Di fame si può morire, anche in una società che di cibo ne ha in abbondanza: si muore di disturbi alimentari, ci si distrugge piano piano in una solitudine che spezza in due. Anoressia, bulimia, binge eating desorder e drunkoressia.
«In Italia sono circa tre milioni i giovani che soffrono di disturbi del comportamento alimentare (Dca), di cui il 95,9% sono donne e il 4,1% uomini; il numero di morti in un anno per l’anoressia
nervosa si aggira tra il 5,86 e 6,2%, tra 1,57 e 1,93% per bulimia e per gli altri disturbi tra 1,81 e 1,92% – spiega , responsabile del Centro per lo Studio, Diagnosi e Terapia dell’Obesità e della Malnutrizione all’ospedale di Saronno – Considerando la fascia dì età colpita (12-25 anni) e la tendenza alla cronicità dì questi disturbi, se non tempestivamente diagnosticati e correttamente trattati, è facile comprendere come possano avere costi altissimi per l’individuo, per la famiglia e la società».
Il 15 marzo scorso è stata la Giornata col fiocchetto lilla, giunta alla sua quinta edizione , dedicata in tutta Italia ai disturbi del comportamento alimentare.

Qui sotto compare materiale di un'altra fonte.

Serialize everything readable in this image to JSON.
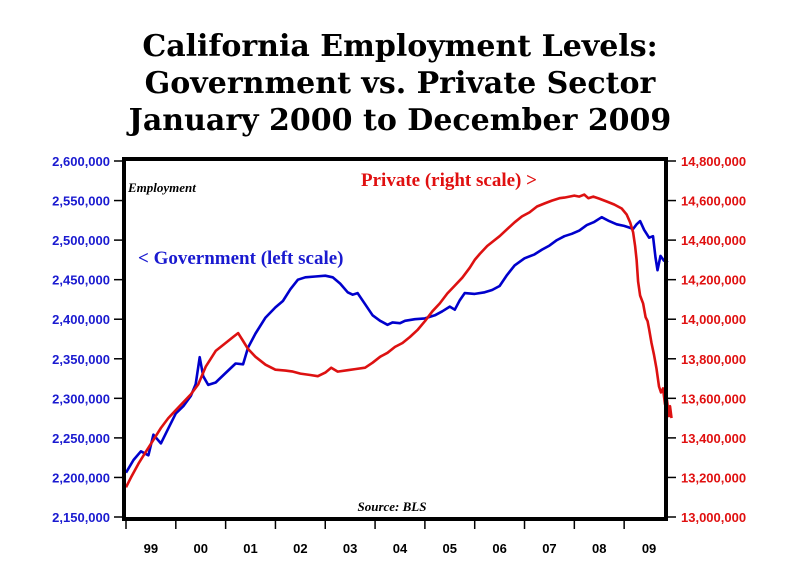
{
  "chart_data": {
    "type": "line",
    "title": [
      "California Employment Levels:",
      "Government vs. Private Sector",
      "January 2000 to December 2009"
    ],
    "ylabel": "Employment",
    "source": "Source: BLS",
    "x_tick_labels": [
      "99",
      "00",
      "01",
      "02",
      "03",
      "04",
      "05",
      "06",
      "07",
      "08",
      "09"
    ],
    "xlim": [
      1999.5,
      2010.3
    ],
    "left_axis": {
      "ylim": [
        2150000,
        2600000
      ],
      "ticks": [
        "2,150,000",
        "2,200,000",
        "2,250,000",
        "2,300,000",
        "2,350,000",
        "2,400,000",
        "2,450,000",
        "2,500,000",
        "2,550,000",
        "2,600,000"
      ]
    },
    "right_axis": {
      "ylim": [
        13000000,
        14800000
      ],
      "ticks": [
        "13,000,000",
        "13,200,000",
        "13,400,000",
        "13,600,000",
        "13,800,000",
        "14,000,000",
        "14,200,000",
        "14,400,000",
        "14,600,000",
        "14,800,000"
      ]
    },
    "series": [
      {
        "name": "< Government (left scale)",
        "axis": "left",
        "color": "#0000cc",
        "points": [
          [
            1999.5,
            2206000
          ],
          [
            1999.65,
            2222000
          ],
          [
            1999.8,
            2233000
          ],
          [
            1999.95,
            2228000
          ],
          [
            2000.05,
            2254000
          ],
          [
            2000.2,
            2243000
          ],
          [
            2000.35,
            2262000
          ],
          [
            2000.5,
            2281000
          ],
          [
            2000.65,
            2290000
          ],
          [
            2000.8,
            2303000
          ],
          [
            2000.9,
            2318000
          ],
          [
            2000.98,
            2352000
          ],
          [
            2001.05,
            2328000
          ],
          [
            2001.15,
            2317000
          ],
          [
            2001.3,
            2320000
          ],
          [
            2001.5,
            2332000
          ],
          [
            2001.7,
            2344000
          ],
          [
            2001.85,
            2343000
          ],
          [
            2001.95,
            2364000
          ],
          [
            2002.1,
            2382000
          ],
          [
            2002.3,
            2402000
          ],
          [
            2002.5,
            2415000
          ],
          [
            2002.65,
            2423000
          ],
          [
            2002.8,
            2438000
          ],
          [
            2002.95,
            2450000
          ],
          [
            2003.1,
            2453000
          ],
          [
            2003.3,
            2454000
          ],
          [
            2003.5,
            2455000
          ],
          [
            2003.65,
            2453000
          ],
          [
            2003.8,
            2445000
          ],
          [
            2003.95,
            2434000
          ],
          [
            2004.05,
            2431000
          ],
          [
            2004.15,
            2433000
          ],
          [
            2004.3,
            2419000
          ],
          [
            2004.45,
            2405000
          ],
          [
            2004.6,
            2398000
          ],
          [
            2004.75,
            2393000
          ],
          [
            2004.85,
            2396000
          ],
          [
            2005.0,
            2395000
          ],
          [
            2005.1,
            2398000
          ],
          [
            2005.3,
            2400000
          ],
          [
            2005.5,
            2401000
          ],
          [
            2005.7,
            2405000
          ],
          [
            2005.85,
            2410000
          ],
          [
            2006.0,
            2416000
          ],
          [
            2006.1,
            2412000
          ],
          [
            2006.2,
            2424000
          ],
          [
            2006.3,
            2433000
          ],
          [
            2006.5,
            2432000
          ],
          [
            2006.7,
            2434000
          ],
          [
            2006.85,
            2437000
          ],
          [
            2007.0,
            2442000
          ],
          [
            2007.15,
            2456000
          ],
          [
            2007.3,
            2468000
          ],
          [
            2007.5,
            2477000
          ],
          [
            2007.7,
            2482000
          ],
          [
            2007.85,
            2488000
          ],
          [
            2008.0,
            2493000
          ],
          [
            2008.15,
            2500000
          ],
          [
            2008.3,
            2505000
          ],
          [
            2008.45,
            2508000
          ],
          [
            2008.6,
            2512000
          ],
          [
            2008.75,
            2519000
          ],
          [
            2008.9,
            2523000
          ],
          [
            2009.05,
            2529000
          ],
          [
            2009.2,
            2524000
          ],
          [
            2009.35,
            2520000
          ],
          [
            2009.5,
            2518000
          ],
          [
            2009.6,
            2516000
          ],
          [
            2009.68,
            2514000
          ],
          [
            2009.75,
            2520000
          ],
          [
            2009.82,
            2524000
          ],
          [
            2009.9,
            2513000
          ],
          [
            2010.0,
            2503000
          ],
          [
            2010.08,
            2505000
          ],
          [
            2010.13,
            2478000
          ],
          [
            2010.17,
            2462000
          ],
          [
            2010.23,
            2480000
          ],
          [
            2010.3,
            2474000
          ],
          [
            2010.38,
            2472000
          ]
        ]
      },
      {
        "name": "Private (right scale) >",
        "axis": "right",
        "color": "#dd1111",
        "points": [
          [
            1999.5,
            13150000
          ],
          [
            1999.6,
            13200000
          ],
          [
            1999.75,
            13270000
          ],
          [
            1999.9,
            13330000
          ],
          [
            2000.05,
            13390000
          ],
          [
            2000.2,
            13450000
          ],
          [
            2000.35,
            13500000
          ],
          [
            2000.5,
            13540000
          ],
          [
            2000.65,
            13580000
          ],
          [
            2000.8,
            13620000
          ],
          [
            2000.95,
            13670000
          ],
          [
            2001.1,
            13760000
          ],
          [
            2001.3,
            13840000
          ],
          [
            2001.5,
            13880000
          ],
          [
            2001.65,
            13910000
          ],
          [
            2001.75,
            13930000
          ],
          [
            2001.85,
            13890000
          ],
          [
            2001.95,
            13850000
          ],
          [
            2002.1,
            13810000
          ],
          [
            2002.3,
            13770000
          ],
          [
            2002.5,
            13745000
          ],
          [
            2002.7,
            13740000
          ],
          [
            2002.85,
            13735000
          ],
          [
            2003.0,
            13725000
          ],
          [
            2003.2,
            13718000
          ],
          [
            2003.35,
            13712000
          ],
          [
            2003.5,
            13730000
          ],
          [
            2003.62,
            13755000
          ],
          [
            2003.75,
            13735000
          ],
          [
            2003.95,
            13742000
          ],
          [
            2004.1,
            13748000
          ],
          [
            2004.3,
            13755000
          ],
          [
            2004.45,
            13780000
          ],
          [
            2004.6,
            13810000
          ],
          [
            2004.75,
            13830000
          ],
          [
            2004.9,
            13860000
          ],
          [
            2005.05,
            13880000
          ],
          [
            2005.2,
            13910000
          ],
          [
            2005.35,
            13945000
          ],
          [
            2005.5,
            13990000
          ],
          [
            2005.65,
            14040000
          ],
          [
            2005.8,
            14080000
          ],
          [
            2005.95,
            14130000
          ],
          [
            2006.1,
            14170000
          ],
          [
            2006.25,
            14210000
          ],
          [
            2006.4,
            14260000
          ],
          [
            2006.5,
            14300000
          ],
          [
            2006.6,
            14330000
          ],
          [
            2006.75,
            14370000
          ],
          [
            2006.9,
            14400000
          ],
          [
            2007.0,
            14420000
          ],
          [
            2007.15,
            14455000
          ],
          [
            2007.3,
            14490000
          ],
          [
            2007.45,
            14520000
          ],
          [
            2007.6,
            14540000
          ],
          [
            2007.75,
            14570000
          ],
          [
            2007.9,
            14585000
          ],
          [
            2008.05,
            14600000
          ],
          [
            2008.2,
            14612000
          ],
          [
            2008.3,
            14615000
          ],
          [
            2008.4,
            14620000
          ],
          [
            2008.5,
            14625000
          ],
          [
            2008.6,
            14620000
          ],
          [
            2008.7,
            14630000
          ],
          [
            2008.78,
            14612000
          ],
          [
            2008.88,
            14620000
          ],
          [
            2009.0,
            14610000
          ],
          [
            2009.15,
            14595000
          ],
          [
            2009.3,
            14580000
          ],
          [
            2009.45,
            14560000
          ],
          [
            2009.55,
            14530000
          ],
          [
            2009.62,
            14490000
          ],
          [
            2009.68,
            14440000
          ],
          [
            2009.72,
            14370000
          ],
          [
            2009.75,
            14300000
          ],
          [
            2009.78,
            14190000
          ],
          [
            2009.82,
            14120000
          ],
          [
            2009.88,
            14080000
          ],
          [
            2009.93,
            14010000
          ],
          [
            2009.97,
            13990000
          ],
          [
            2010.0,
            13950000
          ],
          [
            2010.05,
            13880000
          ],
          [
            2010.1,
            13820000
          ],
          [
            2010.15,
            13750000
          ],
          [
            2010.2,
            13660000
          ],
          [
            2010.24,
            13630000
          ],
          [
            2010.28,
            13650000
          ],
          [
            2010.32,
            13570000
          ],
          [
            2010.36,
            13590000
          ],
          [
            2010.4,
            13510000
          ],
          [
            2010.42,
            13560000
          ],
          [
            2010.45,
            13500000
          ]
        ]
      }
    ]
  }
}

Il 2 giugno prossimo, per la prima volta, si celebrerà la Giornata mondiale dei disturbi alimentari, segno che la sensibilità è aumentata, che il problema c’è e si deve affrontare. L’approccio mentale è alla base della definizione odierna di anoressia e bulimia, catalogate come patologie mentali da curarsi in area psichiatrica. Questi disturbi sono multifattoriali: c’è la cultura ma anche lo stile di vita, il disagio personale ma anche quello ambientale.
Le persone che soffrono di questi disturbi trovano in riva al Ceresio, una struttura tranquilla e pronta ad accoglierle. Si tratta di Villa Miralago, sulla collina di Cuasso. Il Centro è costituito da due comunità per adulti e una comunità per minori.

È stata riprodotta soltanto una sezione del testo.